I figured you might chime in. Comparing your skill set to the average elk hunters or the newbie elk hunter is like comparing my basketball skills to Michael Jordan’s.I’m guessing that you shoot more center fire rounds in a month than the average hunter does in a decade or even a life time.
I see lot of new hunters/shooters take quite a few animals each year. I was
not a small caliber/cartridge person at all. Very much was taught and believed that real cartridges for game started at 300WM. However, everything I have seen, and I mean everything- killing that few could fathom, has shown unequivocally that everyone shoots less recoil, less noise, and less blast better than more; and the .224 with good bullets has by far the highest success rate and lowest screwup rate of any combination regardless of angle or presentation.
A properly placed round will kill, there’s no argument to that. That being said I’ve seen enough shit go wrong that I wouldn’t recommend that the average guy shoot the smallest legal caliber for elk. I’ve been apart of some shitty recoveries due wrong bullets, marginal hits, etc. I’ve also seen a few marginal hits with big enough bullets that I fully feel that it made a significant enough difference to ensure recovery.
I log and have logged the results of animals being killed for quite a while. That is type of animal, presentation, range, location of shot, bullet and impact speed, animal reaction, and results including distance traveled, and tissue damage. A few major things stand out like blinding lights-
- distance traveled after the hit has about zero correlation with caliber. It has almost everything to do with what is hit.

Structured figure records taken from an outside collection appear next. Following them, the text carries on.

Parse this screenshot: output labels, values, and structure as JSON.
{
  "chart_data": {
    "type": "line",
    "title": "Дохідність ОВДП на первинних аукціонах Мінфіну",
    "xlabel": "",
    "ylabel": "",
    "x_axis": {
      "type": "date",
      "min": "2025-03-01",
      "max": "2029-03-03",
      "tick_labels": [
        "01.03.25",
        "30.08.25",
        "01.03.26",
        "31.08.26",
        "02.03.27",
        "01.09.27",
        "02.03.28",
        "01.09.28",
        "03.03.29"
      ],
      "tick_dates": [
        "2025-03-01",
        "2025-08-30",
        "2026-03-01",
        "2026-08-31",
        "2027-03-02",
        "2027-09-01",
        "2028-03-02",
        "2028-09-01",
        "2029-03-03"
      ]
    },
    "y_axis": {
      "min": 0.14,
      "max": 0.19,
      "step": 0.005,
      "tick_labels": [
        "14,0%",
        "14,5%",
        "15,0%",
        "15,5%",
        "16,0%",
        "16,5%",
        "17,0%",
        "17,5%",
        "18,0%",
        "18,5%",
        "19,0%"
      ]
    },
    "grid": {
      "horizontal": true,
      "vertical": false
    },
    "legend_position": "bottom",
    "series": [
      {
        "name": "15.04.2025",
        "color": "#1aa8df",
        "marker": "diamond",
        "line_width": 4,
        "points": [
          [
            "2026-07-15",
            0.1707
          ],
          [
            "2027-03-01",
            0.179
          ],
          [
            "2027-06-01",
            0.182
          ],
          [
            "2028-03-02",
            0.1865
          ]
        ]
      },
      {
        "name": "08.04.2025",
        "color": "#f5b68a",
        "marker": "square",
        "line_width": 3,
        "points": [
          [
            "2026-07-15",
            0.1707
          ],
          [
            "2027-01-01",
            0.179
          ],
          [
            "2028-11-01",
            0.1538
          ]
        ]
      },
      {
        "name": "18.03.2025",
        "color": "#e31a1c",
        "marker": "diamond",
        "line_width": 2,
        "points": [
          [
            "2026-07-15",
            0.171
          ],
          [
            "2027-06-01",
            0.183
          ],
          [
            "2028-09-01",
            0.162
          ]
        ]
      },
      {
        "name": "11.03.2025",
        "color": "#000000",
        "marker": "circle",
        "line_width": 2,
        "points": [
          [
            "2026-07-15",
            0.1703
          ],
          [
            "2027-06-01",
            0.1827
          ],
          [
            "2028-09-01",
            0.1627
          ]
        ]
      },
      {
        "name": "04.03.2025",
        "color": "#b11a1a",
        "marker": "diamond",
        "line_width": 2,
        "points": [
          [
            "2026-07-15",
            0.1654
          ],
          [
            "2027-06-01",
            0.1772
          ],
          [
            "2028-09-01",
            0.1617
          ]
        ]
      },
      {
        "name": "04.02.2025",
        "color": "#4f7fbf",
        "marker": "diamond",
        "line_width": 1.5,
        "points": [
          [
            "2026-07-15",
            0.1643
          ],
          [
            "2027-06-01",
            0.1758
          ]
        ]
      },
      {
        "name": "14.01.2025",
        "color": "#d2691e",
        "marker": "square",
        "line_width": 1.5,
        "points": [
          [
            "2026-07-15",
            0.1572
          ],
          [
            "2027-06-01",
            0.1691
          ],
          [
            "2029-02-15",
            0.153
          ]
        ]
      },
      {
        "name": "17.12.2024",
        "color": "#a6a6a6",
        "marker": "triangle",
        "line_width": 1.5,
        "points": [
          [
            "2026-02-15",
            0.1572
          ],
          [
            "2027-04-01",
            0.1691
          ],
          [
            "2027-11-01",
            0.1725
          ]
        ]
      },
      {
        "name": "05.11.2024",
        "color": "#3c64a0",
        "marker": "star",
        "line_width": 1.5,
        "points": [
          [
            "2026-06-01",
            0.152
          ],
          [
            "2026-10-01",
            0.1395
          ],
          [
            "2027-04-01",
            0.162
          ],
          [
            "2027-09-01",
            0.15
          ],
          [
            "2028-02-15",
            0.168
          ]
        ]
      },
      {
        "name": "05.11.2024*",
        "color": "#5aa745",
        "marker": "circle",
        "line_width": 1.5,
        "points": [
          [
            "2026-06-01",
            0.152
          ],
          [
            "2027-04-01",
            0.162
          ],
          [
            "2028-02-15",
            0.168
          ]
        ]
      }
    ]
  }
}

- as recoil goes up, the amount of gut shots, wounds, and misses skyrocket. 30cal mags average 1 to 3 animals out of every 10 that have a major screwup. 223/77gr TMK is about 1 in 150 animals- from antelope to moose.
- very few bullet/cartridge combinations make any difference at all in poor shots. Those that do, almost no one wants to use due to meat loss. Even still, using them the percentage of bad shots skyrockets compared to others.
- Projectiles matter greatly, caliber almost not at all. There is a very real difference in time to incapacitation, distance traveled, overall success between deep penetrating, narrow wounding projectiles, and heavy for caliber rapidly fragmenting projectiles.
As far as bulls go, I’ve seen several eat lead, even with well placed shots and make it far enough that it sucked significantly more than it could have on recovery.
So have I, though cow elk more than bulls. The first bull I killed took 4 rounds of 300WM. The only reason it wasn’t more is because I severed the spine in the neck with the 4th round. I’ve seen elk take between 1-7 rounds with .224, .243, .257, .264, ,277, .284, .308, .338 caliber rounds. We do not shoot and then sit back and watch the animal for 30 seconds until it falls over. If it is still on its feet, it keeps getting shot- quickly.